Wednesday, November 28, 2007

Brighton Challengers for Mayor Menino?

Mayor Thomas Menino has been flexing his fund-raising muscle this fall, despite the fact that he was not on the ballot. Many are viewing this as a sign that he wants to run for re-election in 2009. More evidence? David Bernstein of the Boston Phoenix couldn't get anyone to speak on -the-record, but provides this nugget ("Menino's Hit List"):
Sources also say that Menino’s people — particularly former chief of staff David Passafaro — are warning off anyone who provides aid and comfort to a potential rival. Those who contribute to a rumored mayoral candidate’s campaign committee, or who make introductions at ward committee meetings for a rumored candidate, these sources say, receive a reproachful call from Passafaro.
Who is poised to take on an incumbent Mayor Menino in 2009? Bernstein has a top-40 list. A number of Brighton residents show up in the list -- some real possibilities, others unlikely (Brighton residency given in the Phoenix article, not by my research):

6. Peter Meade, 61, Executive Vice President, Blue Cross Blue Shield of Massachusetts
11. Steven Tolman, 53, State Senator
12. Joe Kennedy, 55, Chairman, Citizens Energy; former Congressman
18. William Galvin, 57, Secretary of the Commonwealth
37. Kevin Honan, 49, State Representative
38. Michael Moran, 36, State Representative

It is a big step to go from a local district to a city-wide Mayoral race, so I find ranking our local representatives as quite a leap. On top of that, both Rep. Honan and Rep. Moran appear genuinely devoted to local issues and constituent services, as opposed to constantly aspiring to higher and higher office. That said, Secretary Galvin made the leap to state-wide office quite effectively.

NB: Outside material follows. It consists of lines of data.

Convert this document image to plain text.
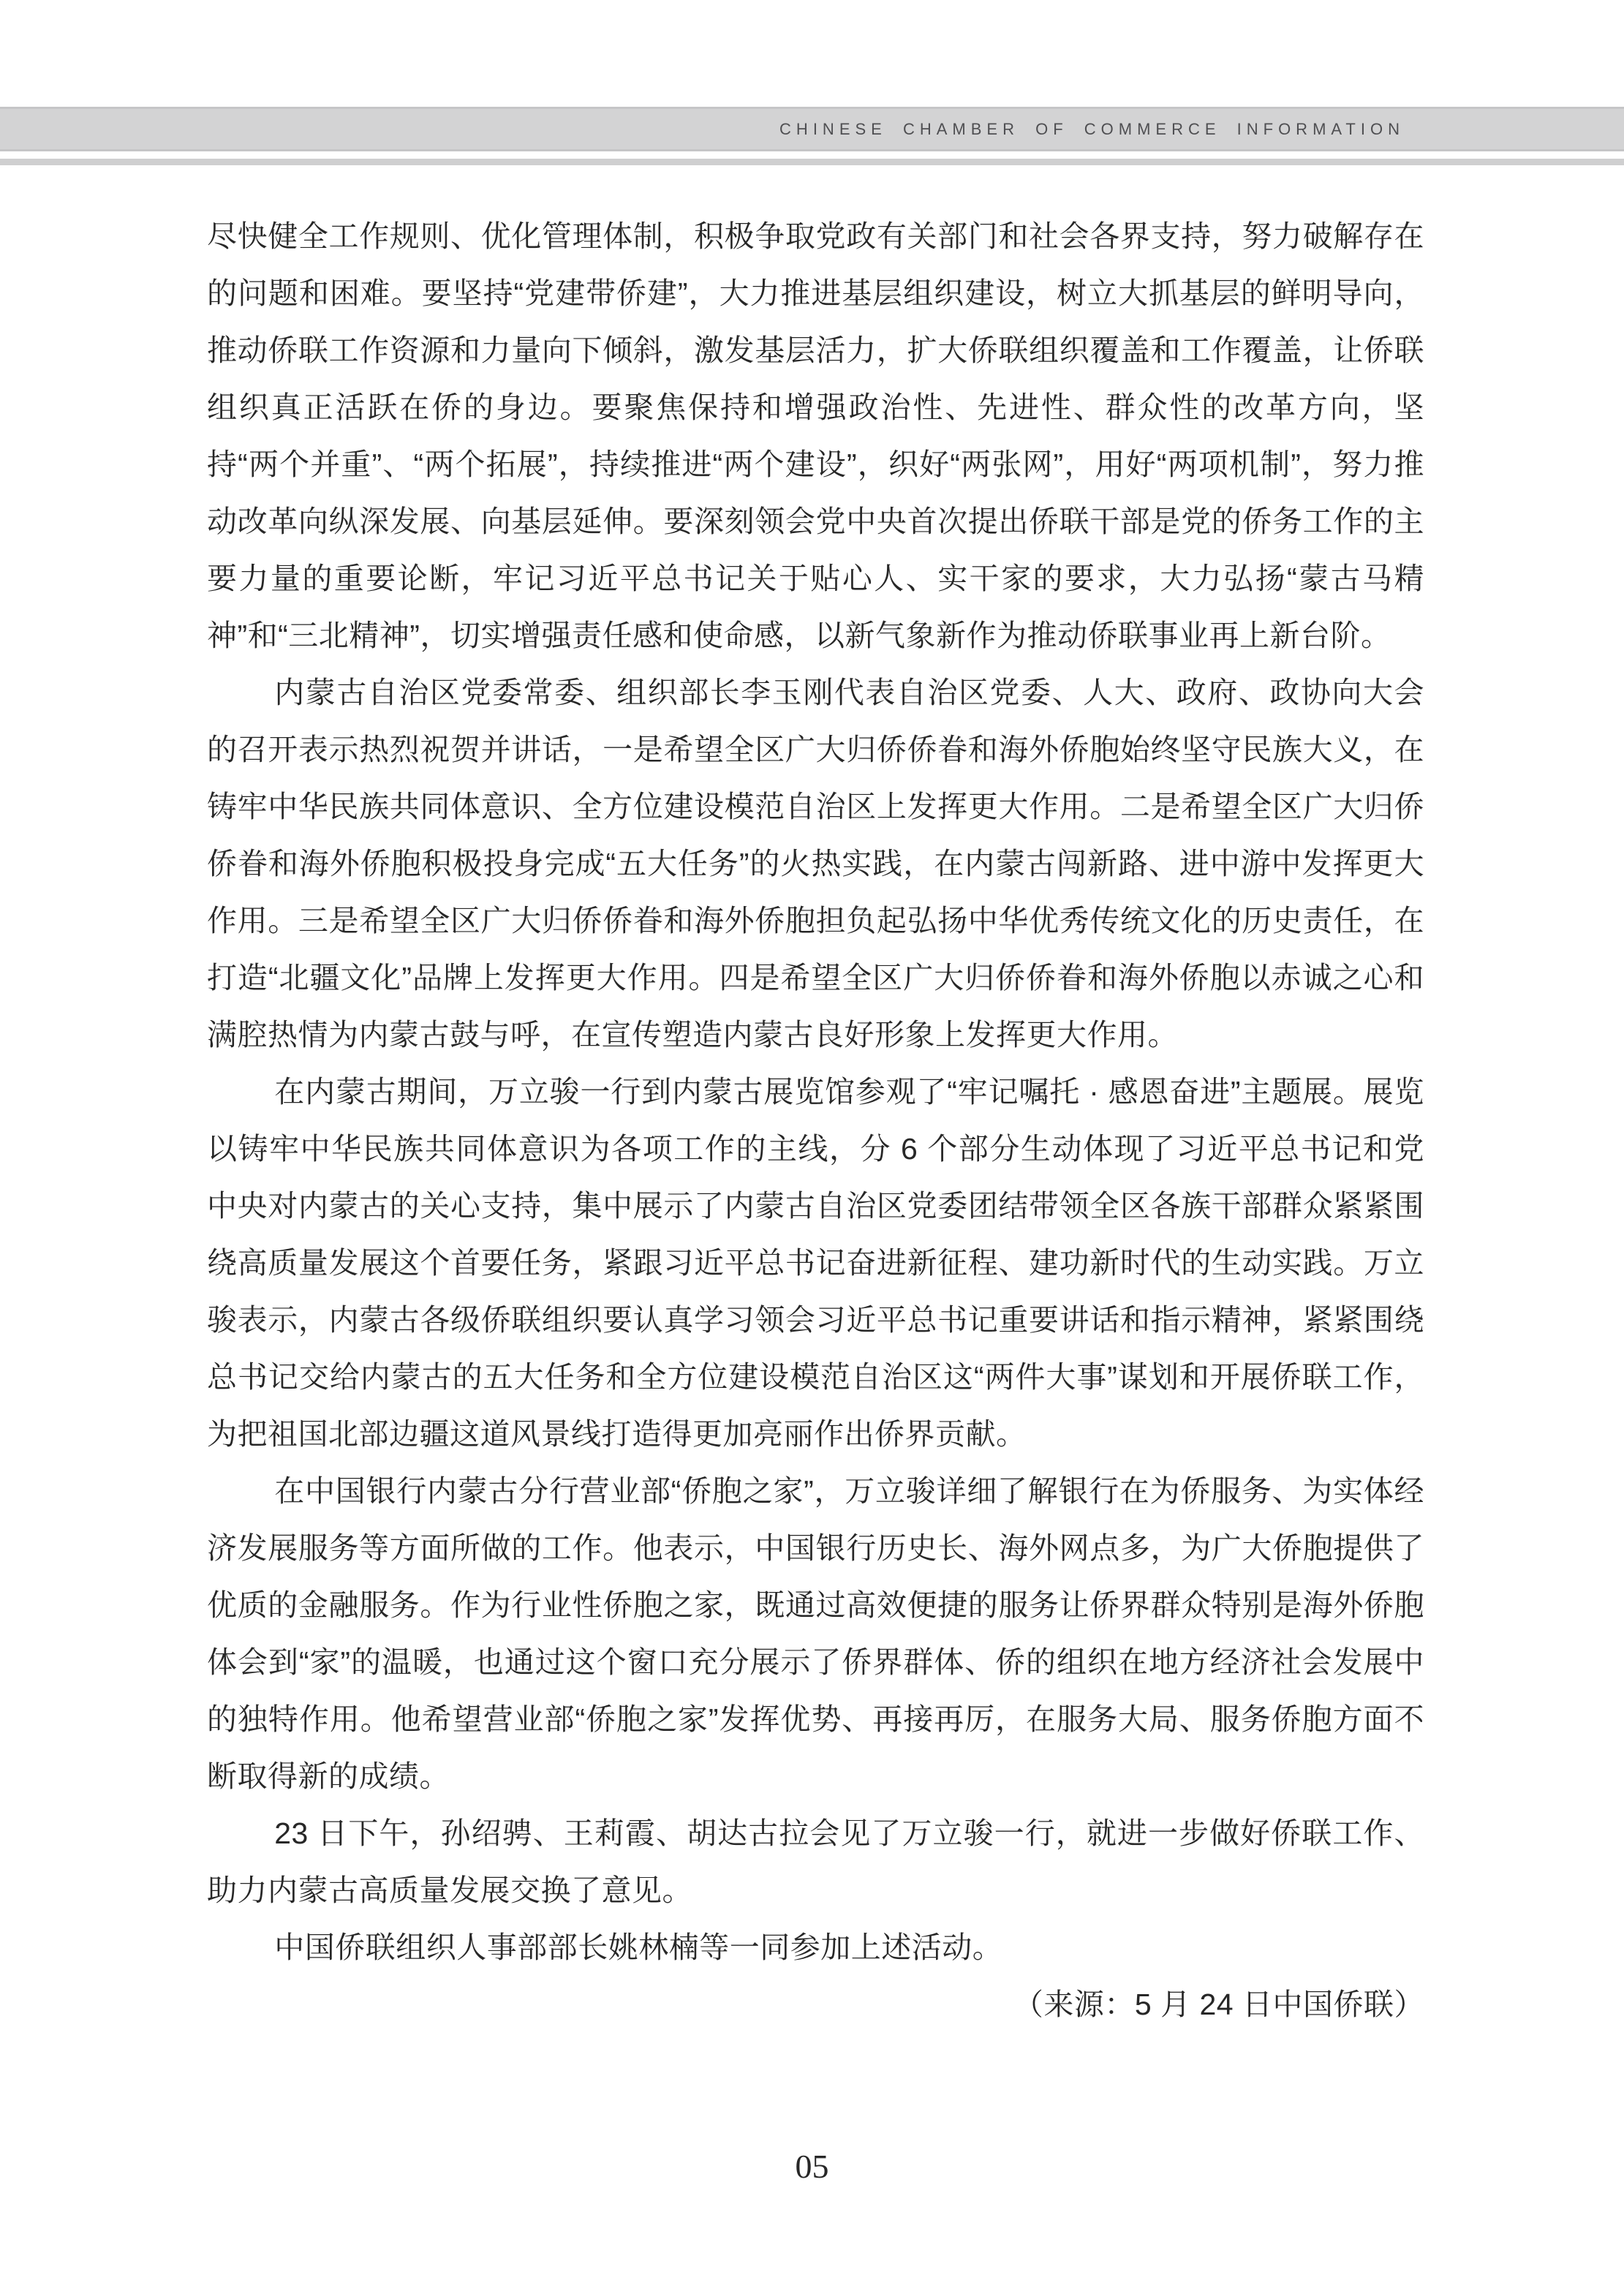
CHINESE CHAMBER OF COMMERCE INFORMATION

尽快健全工作规则、优化管理体制，积极争取党政有关部门和社会各界支持，努力破解存在的问题和困难。要坚持“党建带侨建”，大力推进基层组织建设，树立大抓基层的鲜明导向，推动侨联工作资源和力量向下倾斜，激发基层活力，扩大侨联组织覆盖和工作覆盖，让侨联组织真正活跃在侨的身边。要聚焦保持和增强政治性、先进性、群众性的改革方向，坚持“两个并重”、“两个拓展”，持续推进“两个建设”，织好“两张网”，用好“两项机制”，努力推动改革向纵深发展、向基层延伸。要深刻领会党中央首次提出侨联干部是党的侨务工作的主要力量的重要论断，牢记习近平总书记关于贴心人、实干家的要求，大力弘扬“蒙古马精神”和“三北精神”，切实增强责任感和使命感，以新气象新作为推动侨联事业再上新台阶。

内蒙古自治区党委常委、组织部长李玉刚代表自治区党委、人大、政府、政协向大会的召开表示热烈祝贺并讲话，一是希望全区广大归侨侨眷和海外侨胞始终坚守民族大义，在铸牢中华民族共同体意识、全方位建设模范自治区上发挥更大作用。二是希望全区广大归侨侨眷和海外侨胞积极投身完成“五大任务”的火热实践，在内蒙古闯新路、进中游中发挥更大作用。三是希望全区广大归侨侨眷和海外侨胞担负起弘扬中华优秀传统文化的历史责任，在打造“北疆文化”品牌上发挥更大作用。四是希望全区广大归侨侨眷和海外侨胞以赤诚之心和满腔热情为内蒙古鼓与呼，在宣传塑造内蒙古良好形象上发挥更大作用。

在内蒙古期间，万立骏一行到内蒙古展览馆参观了“牢记嘱托 · 感恩奋进”主题展。展览以铸牢中华民族共同体意识为各项工作的主线，分 6 个部分生动体现了习近平总书记和党中央对内蒙古的关心支持，集中展示了内蒙古自治区党委团结带领全区各族干部群众紧紧围绕高质量发展这个首要任务，紧跟习近平总书记奋进新征程、建功新时代的生动实践。万立骏表示，内蒙古各级侨联组织要认真学习领会习近平总书记重要讲话和指示精神，紧紧围绕总书记交给内蒙古的五大任务和全方位建设模范自治区这“两件大事”谋划和开展侨联工作，为把祖国北部边疆这道风景线打造得更加亮丽作出侨界贡献。

在中国银行内蒙古分行营业部“侨胞之家”，万立骏详细了解银行在为侨服务、为实体经济发展服务等方面所做的工作。他表示，中国银行历史长、海外网点多，为广大侨胞提供了优质的金融服务。作为行业性侨胞之家，既通过高效便捷的服务让侨界群众特别是海外侨胞体会到“家”的温暖，也通过这个窗口充分展示了侨界群体、侨的组织在地方经济社会发展中的独特作用。他希望营业部“侨胞之家”发挥优势、再接再厉，在服务大局、服务侨胞方面不断取得新的成绩。

23 日下午，孙绍骋、王莉霞、胡达古拉会见了万立骏一行，就进一步做好侨联工作、助力内蒙古高质量发展交换了意见。

中国侨联组织人事部部长姚林楠等一同参加上述活动。

（来源：5 月 24 日中国侨联）

05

Senator Tolman is an intriguing possibility: connections from brother Warren could be very useful for the vast fund-raising required by a city-wide election. But why hasn't Senator Tolman been raising much money in recent years? He had only $88,677.63 in his account as of year-end 2006, less than you would expect for someone thinking about getting a bigger office and poised to take on a powerful Mayor. Those connections of Tolman's may not be as profitable as you might think at first.

Former Congressman Kennedy and Secretary Galvin would be strong contenders if they had any interest in being Mayor; the Phoenix provides no evidence of such interest, so I find their inclusion in the list as odd. Secretary Galvin's associates may also be stinging a bit from their inability to throw a local election to their favorite candidate.

How About Flaherty?

My odds-making? The Phoenix's #1 pick, Councilor Michael Flaherty, has a shot only if he can knock off the Mayor neighborhood-by-neighborhood by aggressively adopting those residents' key local issues as his own.

He has to go to East Boston and take the residents' side by fighting hard against the Mayor on having a casino at Suffolk Downs. Go to Allston-Brighton and take the residents' side by fighting hard against unchecked expansion by Harvard and Boston College and their facilitator, the BRA. Walk the streets of Dorchester and Mattapan every night, arm-in-arm with community leaders, railing against rising violent crime rates and how City Hall isn't doing anything about it. Help South Boston residents replace garbage cans in the streets, after City workers remove them, thereby reserving their shoveled parking spaces. (OK, maybe a bad example.) Blame every major woe in every neighborhood on the Mayor, even if it isn't quite true.

That's the only way someone like Councilor Flaherty could take on incumbent Mayor Menino in 2009: on a neighborhood-by-neighborhood basis, standing alongside the local residents on their biggest issue, and all-the-while blaming it everything on the Mayor. It would be a fun election to watch, but bound to be immensely negative.